Of greatest significance, however, in tipping the scales in favor of a reversal here is the fact that an official representative of the Government was in effect saying that tax avoidance was egregious conduct which should be penalized for its own sake. The reference to the Doctor paying only eight percent taxes and “I guarantee you, every one of you, pay taxes far in excess of eight percent” could not help but inflame the jury against the cause being litigated because *102“if he doesn’t [pay his fair share], somebody else is going to have to do it for him.”

While generally appellate courts are reluctant, and properly so, to reverse a judgment where the parties have not fully and adequately presented the claimed basis for reversal to the trial court, nevertheless, there are those cases where “refusal to take such action appears . . . inconsistent with substantial justice.” Rule 61, Fed.R.Civ.P.

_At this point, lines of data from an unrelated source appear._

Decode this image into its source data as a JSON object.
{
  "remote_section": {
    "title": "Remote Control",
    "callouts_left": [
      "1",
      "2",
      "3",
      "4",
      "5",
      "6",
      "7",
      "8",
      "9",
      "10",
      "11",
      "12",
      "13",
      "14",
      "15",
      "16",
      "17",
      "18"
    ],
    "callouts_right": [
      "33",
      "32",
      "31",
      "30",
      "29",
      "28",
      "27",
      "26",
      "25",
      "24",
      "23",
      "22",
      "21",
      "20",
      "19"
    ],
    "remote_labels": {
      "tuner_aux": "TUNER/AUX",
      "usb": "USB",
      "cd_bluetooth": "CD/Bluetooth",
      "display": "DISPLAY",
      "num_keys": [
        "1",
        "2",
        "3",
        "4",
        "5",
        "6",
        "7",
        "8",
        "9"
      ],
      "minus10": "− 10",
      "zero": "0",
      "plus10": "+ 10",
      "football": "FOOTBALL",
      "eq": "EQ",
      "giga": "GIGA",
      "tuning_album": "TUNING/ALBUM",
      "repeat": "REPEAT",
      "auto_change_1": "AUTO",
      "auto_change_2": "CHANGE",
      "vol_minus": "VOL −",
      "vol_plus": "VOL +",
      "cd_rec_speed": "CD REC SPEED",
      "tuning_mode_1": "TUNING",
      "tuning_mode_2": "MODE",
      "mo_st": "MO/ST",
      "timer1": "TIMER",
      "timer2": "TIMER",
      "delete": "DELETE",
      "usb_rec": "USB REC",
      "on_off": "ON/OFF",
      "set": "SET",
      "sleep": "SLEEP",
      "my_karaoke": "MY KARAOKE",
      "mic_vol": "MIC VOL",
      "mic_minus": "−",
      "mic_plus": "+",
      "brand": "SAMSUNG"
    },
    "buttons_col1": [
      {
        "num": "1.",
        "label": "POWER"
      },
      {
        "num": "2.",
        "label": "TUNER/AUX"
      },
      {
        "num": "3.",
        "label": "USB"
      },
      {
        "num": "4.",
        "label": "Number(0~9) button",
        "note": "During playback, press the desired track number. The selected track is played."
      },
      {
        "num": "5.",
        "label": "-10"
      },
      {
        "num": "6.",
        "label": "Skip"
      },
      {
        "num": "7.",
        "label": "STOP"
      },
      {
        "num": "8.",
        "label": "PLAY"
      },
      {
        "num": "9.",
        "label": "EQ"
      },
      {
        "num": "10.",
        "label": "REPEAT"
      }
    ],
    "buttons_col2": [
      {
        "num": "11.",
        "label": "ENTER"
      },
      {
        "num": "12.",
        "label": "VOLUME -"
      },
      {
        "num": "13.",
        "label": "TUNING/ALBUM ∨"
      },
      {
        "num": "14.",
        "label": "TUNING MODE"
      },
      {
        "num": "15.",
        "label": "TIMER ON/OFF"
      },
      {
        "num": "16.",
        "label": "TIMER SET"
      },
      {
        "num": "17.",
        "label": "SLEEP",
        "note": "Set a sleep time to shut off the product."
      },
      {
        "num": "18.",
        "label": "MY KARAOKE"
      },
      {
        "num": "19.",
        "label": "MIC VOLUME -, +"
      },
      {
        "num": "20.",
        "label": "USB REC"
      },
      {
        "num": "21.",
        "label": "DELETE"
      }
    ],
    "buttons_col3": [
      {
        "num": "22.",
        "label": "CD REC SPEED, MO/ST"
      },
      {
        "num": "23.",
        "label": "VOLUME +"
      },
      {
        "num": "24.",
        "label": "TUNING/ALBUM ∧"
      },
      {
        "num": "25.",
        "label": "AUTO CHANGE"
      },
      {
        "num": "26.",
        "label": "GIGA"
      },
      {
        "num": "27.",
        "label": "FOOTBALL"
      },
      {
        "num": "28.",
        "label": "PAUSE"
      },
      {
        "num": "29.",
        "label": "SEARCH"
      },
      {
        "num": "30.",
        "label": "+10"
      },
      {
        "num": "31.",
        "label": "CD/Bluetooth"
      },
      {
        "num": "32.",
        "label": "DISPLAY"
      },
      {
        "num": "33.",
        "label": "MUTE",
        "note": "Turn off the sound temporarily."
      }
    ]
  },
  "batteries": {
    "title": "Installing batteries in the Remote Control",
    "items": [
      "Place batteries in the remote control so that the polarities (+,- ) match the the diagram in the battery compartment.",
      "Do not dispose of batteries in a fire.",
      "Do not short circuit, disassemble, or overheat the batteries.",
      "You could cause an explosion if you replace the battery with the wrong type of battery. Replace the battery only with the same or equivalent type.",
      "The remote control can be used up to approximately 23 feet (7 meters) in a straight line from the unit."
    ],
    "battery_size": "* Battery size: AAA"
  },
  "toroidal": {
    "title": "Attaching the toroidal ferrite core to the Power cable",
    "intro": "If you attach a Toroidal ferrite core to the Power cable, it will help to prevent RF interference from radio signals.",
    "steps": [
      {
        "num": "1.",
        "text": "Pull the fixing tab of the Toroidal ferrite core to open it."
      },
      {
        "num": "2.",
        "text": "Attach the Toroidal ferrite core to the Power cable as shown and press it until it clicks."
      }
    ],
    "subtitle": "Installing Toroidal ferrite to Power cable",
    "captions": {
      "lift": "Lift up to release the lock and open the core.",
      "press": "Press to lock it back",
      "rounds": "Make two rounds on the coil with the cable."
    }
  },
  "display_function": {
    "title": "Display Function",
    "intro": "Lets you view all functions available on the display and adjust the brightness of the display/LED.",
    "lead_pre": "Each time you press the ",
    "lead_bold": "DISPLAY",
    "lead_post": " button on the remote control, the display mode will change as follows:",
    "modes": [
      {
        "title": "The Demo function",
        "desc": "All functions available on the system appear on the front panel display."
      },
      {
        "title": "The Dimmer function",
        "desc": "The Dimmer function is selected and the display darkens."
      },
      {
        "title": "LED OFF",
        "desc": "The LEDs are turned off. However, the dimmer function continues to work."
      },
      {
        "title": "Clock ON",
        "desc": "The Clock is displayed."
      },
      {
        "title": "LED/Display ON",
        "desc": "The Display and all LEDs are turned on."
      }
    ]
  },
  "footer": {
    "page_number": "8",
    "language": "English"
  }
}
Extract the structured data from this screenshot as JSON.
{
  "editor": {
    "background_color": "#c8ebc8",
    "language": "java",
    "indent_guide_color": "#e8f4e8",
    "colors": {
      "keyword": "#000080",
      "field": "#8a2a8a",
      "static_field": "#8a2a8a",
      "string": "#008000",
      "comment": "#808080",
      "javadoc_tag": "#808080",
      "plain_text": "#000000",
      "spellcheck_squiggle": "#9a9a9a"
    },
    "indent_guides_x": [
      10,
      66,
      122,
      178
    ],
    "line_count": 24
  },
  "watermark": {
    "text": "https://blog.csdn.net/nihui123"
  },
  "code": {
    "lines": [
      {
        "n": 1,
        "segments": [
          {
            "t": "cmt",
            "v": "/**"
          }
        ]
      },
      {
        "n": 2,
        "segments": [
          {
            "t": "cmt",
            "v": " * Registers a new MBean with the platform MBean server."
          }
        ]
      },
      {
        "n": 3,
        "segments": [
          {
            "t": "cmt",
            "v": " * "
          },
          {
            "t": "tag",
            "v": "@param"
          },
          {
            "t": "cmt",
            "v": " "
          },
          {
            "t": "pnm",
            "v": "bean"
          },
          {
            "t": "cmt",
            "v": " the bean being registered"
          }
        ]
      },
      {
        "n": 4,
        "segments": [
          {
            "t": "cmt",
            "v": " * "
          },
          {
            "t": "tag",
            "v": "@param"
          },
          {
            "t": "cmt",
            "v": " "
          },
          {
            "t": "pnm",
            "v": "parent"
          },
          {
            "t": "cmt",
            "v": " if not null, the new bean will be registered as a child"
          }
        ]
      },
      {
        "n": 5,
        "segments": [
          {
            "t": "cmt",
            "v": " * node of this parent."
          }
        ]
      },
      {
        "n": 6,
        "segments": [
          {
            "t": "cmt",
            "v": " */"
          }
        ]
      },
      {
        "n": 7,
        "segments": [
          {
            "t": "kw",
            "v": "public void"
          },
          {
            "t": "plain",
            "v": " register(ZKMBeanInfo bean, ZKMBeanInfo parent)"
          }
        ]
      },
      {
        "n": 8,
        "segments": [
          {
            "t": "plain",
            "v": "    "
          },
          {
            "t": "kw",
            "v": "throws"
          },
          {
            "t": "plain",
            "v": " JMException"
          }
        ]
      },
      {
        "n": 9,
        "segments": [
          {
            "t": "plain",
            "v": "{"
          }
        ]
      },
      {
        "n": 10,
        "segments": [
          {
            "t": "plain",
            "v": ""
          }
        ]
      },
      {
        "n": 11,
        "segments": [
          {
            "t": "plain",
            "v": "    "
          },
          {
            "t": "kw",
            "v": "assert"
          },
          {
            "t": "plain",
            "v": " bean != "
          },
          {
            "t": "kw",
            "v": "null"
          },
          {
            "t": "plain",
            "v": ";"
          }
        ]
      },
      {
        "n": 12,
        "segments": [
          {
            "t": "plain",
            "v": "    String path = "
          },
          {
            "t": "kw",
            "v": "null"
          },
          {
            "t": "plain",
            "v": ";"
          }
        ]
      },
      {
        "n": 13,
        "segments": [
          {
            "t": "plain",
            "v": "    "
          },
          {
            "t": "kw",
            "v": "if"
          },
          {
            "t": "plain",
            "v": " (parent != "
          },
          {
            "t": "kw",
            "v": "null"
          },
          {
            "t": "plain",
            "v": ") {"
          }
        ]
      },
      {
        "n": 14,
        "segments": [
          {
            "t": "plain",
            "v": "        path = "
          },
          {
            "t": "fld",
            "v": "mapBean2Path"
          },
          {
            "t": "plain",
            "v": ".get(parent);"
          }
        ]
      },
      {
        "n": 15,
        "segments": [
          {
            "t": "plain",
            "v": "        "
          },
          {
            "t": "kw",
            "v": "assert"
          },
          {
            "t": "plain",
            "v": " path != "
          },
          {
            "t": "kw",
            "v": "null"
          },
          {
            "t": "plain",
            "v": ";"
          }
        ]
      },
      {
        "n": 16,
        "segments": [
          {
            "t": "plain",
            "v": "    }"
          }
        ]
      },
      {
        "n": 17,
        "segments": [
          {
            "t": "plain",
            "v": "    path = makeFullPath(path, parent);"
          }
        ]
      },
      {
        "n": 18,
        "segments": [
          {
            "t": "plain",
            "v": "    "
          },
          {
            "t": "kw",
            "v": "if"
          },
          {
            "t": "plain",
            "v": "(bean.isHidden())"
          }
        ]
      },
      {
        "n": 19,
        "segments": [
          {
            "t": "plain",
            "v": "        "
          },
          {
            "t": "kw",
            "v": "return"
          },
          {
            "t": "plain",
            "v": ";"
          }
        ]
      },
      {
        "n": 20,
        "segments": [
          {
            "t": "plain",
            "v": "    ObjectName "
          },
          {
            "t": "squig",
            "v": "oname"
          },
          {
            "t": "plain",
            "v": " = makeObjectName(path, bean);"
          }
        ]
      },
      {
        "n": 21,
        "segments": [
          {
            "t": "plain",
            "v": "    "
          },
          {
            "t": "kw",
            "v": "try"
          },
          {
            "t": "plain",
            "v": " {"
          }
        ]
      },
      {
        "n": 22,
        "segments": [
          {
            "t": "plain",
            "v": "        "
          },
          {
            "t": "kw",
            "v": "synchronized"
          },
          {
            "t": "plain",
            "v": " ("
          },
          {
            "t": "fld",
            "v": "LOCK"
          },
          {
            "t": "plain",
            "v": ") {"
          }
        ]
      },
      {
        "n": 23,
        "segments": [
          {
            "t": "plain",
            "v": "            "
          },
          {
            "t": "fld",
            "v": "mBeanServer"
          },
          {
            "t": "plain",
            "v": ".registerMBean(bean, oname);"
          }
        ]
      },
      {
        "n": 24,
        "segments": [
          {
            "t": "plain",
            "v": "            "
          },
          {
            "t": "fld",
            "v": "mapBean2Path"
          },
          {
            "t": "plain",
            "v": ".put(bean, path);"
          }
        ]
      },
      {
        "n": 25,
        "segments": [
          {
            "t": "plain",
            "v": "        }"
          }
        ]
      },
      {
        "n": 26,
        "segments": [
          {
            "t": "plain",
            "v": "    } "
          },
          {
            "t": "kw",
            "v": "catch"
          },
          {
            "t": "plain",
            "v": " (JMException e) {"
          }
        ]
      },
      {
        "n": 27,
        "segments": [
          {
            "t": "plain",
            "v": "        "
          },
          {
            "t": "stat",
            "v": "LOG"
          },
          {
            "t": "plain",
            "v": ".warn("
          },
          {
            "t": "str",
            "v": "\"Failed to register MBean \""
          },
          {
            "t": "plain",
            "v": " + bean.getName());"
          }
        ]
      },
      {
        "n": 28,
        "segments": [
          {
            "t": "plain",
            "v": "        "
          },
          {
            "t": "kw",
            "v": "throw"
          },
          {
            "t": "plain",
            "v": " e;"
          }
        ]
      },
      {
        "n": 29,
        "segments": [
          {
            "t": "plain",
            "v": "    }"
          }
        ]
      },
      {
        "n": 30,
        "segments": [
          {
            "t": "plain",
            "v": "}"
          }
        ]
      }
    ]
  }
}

The present ease, on balance, is one which appears to me to call for such action on the basis outlined in N.Y. Central Railroad Co. v. Johnson, 279 U.S. 310, 318, 49 S.Ct. 300, 303, 73 L.Ed. 706 (1929):

“The failure of the trial judge to sustain petitioner’s objection or otherwise to make certain that the jury would disregard the appeal could only have left them with the impression that they might properly be influenced by it in rendering their verdict, and thus its prejudicial effect was enhanced. See Hall v. United States, 150 U.S. 76, 81 [14 S.Ct. 22, 37 L.Ed. 1003]; Graves v. United States, 150 U.S. 118, 121 [14 S.Ct. 210, 37 L.Ed. 1021]; Wilson v. United States, 149 U.S. 60, 68 [13 S.Ct. 765, 37 L.Ed. 650]. That the quoted remarks of respondents’ counsel so plainly tended to excite prejudice as to be ground for reversal, is, we think, not open to argument. The judgments must be reversed, with instructions to grant a new trial.
“Respondents urge that the objections were not sufficiently specific to justify a reversal. But a trial in court is never, as respondents in their brief argue this one was, ‘purely a private controversy . . . of no importance to the public.’ The state, whose interest it is the duty of court and counsel alike to uphold, is concerned that every litigation be fairly and impartially conducted and that verdicts of juries be rendered only on the issues made by the pleadings and the evidence. The public interest requires that the court of its own motion, as is its power and duty, protect suitors in their right to a verdict, uninfluenced by the appeals of counsel to passion or prejudice. See Union Pac. R. Co. v. Field [8 Cir.], 137 F. 14, 15; Brown v. Swineford, 44 Wis. 282, 293. Where such paramount considerations are involved, the failure of counsel to particularize an exception will not preclude this court from correcting the error. Brasfield v. United States, 272 U.S. 448, 450 [47 S.Ct. 135, 71 L. Ed. 345].”

For the reasons set forth herein, I would reverse and remand for a new trial.